Tomorrow Networks promises to let developers market and distribute their health-related applications to members of the medical community seeking mobile tools to improve the quality and efficiency of healthcare. Created by Physicians Interactive Holdings, a health information provider, and Remedy Systems, a mobile app developer, the platform would also allow health marketers to deliver targeted advertising.
“Healthcare app developers are no different than other app developers -– we’re both looking for ways to distribute our applications to an audience that is most likely to download and use them,” said Matt Wiggins, CEO of Remedy Systems, in a statement. While typical mobile ad networks boast of reaching an audience of tens of millions, Tomorrow Networks is geared to reach 275,000 healthcare professionals.

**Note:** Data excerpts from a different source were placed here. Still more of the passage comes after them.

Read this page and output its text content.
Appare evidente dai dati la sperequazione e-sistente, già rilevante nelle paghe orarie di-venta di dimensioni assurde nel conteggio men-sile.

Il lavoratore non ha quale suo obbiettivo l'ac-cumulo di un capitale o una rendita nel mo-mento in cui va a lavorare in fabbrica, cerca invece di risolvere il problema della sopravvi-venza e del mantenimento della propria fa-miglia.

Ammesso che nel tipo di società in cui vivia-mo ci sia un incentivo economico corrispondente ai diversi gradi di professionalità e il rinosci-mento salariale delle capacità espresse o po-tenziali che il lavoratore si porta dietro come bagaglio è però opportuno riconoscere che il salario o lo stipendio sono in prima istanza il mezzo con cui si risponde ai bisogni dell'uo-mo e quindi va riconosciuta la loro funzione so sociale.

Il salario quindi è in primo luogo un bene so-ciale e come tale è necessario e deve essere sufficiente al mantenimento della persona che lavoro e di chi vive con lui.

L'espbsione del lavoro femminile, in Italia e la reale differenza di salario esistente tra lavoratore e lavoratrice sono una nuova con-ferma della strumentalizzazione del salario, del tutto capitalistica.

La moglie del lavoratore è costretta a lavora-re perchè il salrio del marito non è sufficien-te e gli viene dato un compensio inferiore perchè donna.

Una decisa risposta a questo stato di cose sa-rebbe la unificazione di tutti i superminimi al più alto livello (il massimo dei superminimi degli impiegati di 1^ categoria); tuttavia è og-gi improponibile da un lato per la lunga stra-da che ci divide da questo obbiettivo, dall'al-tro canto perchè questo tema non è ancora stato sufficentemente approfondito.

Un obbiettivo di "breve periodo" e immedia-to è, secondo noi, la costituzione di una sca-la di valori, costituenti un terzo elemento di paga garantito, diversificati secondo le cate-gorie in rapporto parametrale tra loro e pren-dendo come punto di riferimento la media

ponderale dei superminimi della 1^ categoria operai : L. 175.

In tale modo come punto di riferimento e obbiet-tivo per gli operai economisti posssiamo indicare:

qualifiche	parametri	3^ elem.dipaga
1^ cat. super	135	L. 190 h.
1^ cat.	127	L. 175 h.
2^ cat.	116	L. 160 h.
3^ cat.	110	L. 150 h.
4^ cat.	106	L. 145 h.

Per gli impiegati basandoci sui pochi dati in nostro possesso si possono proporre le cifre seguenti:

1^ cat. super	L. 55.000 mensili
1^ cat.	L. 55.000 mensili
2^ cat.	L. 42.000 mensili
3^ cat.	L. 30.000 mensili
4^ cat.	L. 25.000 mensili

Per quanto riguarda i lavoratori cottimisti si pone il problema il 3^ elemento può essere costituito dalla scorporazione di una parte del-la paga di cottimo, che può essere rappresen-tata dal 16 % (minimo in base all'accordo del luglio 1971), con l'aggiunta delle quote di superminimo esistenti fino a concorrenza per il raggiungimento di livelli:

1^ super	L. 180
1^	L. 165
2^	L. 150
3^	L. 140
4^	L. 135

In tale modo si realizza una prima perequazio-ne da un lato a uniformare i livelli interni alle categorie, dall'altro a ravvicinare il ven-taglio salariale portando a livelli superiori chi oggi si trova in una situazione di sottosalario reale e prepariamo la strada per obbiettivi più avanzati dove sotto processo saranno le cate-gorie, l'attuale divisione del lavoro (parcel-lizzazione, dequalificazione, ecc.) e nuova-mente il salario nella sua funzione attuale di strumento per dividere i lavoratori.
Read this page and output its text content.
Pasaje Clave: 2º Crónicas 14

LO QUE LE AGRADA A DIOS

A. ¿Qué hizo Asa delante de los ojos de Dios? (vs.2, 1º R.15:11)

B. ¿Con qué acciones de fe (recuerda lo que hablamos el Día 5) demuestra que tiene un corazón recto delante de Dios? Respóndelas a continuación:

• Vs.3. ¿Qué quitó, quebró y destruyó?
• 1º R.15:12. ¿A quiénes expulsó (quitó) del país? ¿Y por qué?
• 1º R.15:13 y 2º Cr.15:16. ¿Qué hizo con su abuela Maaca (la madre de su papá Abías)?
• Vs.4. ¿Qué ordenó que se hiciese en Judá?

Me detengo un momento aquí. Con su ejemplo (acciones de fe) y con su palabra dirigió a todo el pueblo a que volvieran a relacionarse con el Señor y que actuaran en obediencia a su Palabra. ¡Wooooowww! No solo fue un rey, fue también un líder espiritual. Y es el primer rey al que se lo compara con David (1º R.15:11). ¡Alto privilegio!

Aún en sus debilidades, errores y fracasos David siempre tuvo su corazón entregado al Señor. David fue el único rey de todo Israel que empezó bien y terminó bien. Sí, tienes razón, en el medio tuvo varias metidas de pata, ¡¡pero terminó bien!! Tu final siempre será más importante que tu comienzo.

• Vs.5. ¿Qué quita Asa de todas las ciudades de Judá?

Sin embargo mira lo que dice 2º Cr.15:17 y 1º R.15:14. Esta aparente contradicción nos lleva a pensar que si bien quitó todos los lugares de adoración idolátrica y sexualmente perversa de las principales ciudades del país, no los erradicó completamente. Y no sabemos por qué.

Within that population, advertisers can further target messages by location and different positions, including physician, nurse, practitioner, physicians' assistant, medical student, and by practice specialty. An ad on Tomorrow Networks for a diabetes treatment, for example, might be shown to a physician using a glucose measuring application while treating a diabetes patient. From the patient’s perspective, however, do you really want your doctor distracted by an ad at the same time you’re being treated?
Overall, the companies behind Tomorrow Networks say they want to take the guesswork out of the health advertising model for developers, marketers and the healthcare industry. “We’re committed to ensuring that the advertising content distributed via these apps is truly useful to the end user who is directly serving the patient,” said Sanjay Pringle, president of Physicians Interactive.
To illustrate the relevance of medical apps, the announcement pointed to recent research by Aptilon Corp. indicating that by the end of 2011, 61% of doctors would be using an iPhone. At launch, more than 50 applications had joined Tomorrow Networks. Developers can apply for an SDK (software development kit) to gain access to the platform.
It was only a matter of time before the health care industry went mobile to better connect with their professions. Tomorrow Networks sounds like they have found their niche with limiting who they are targeting.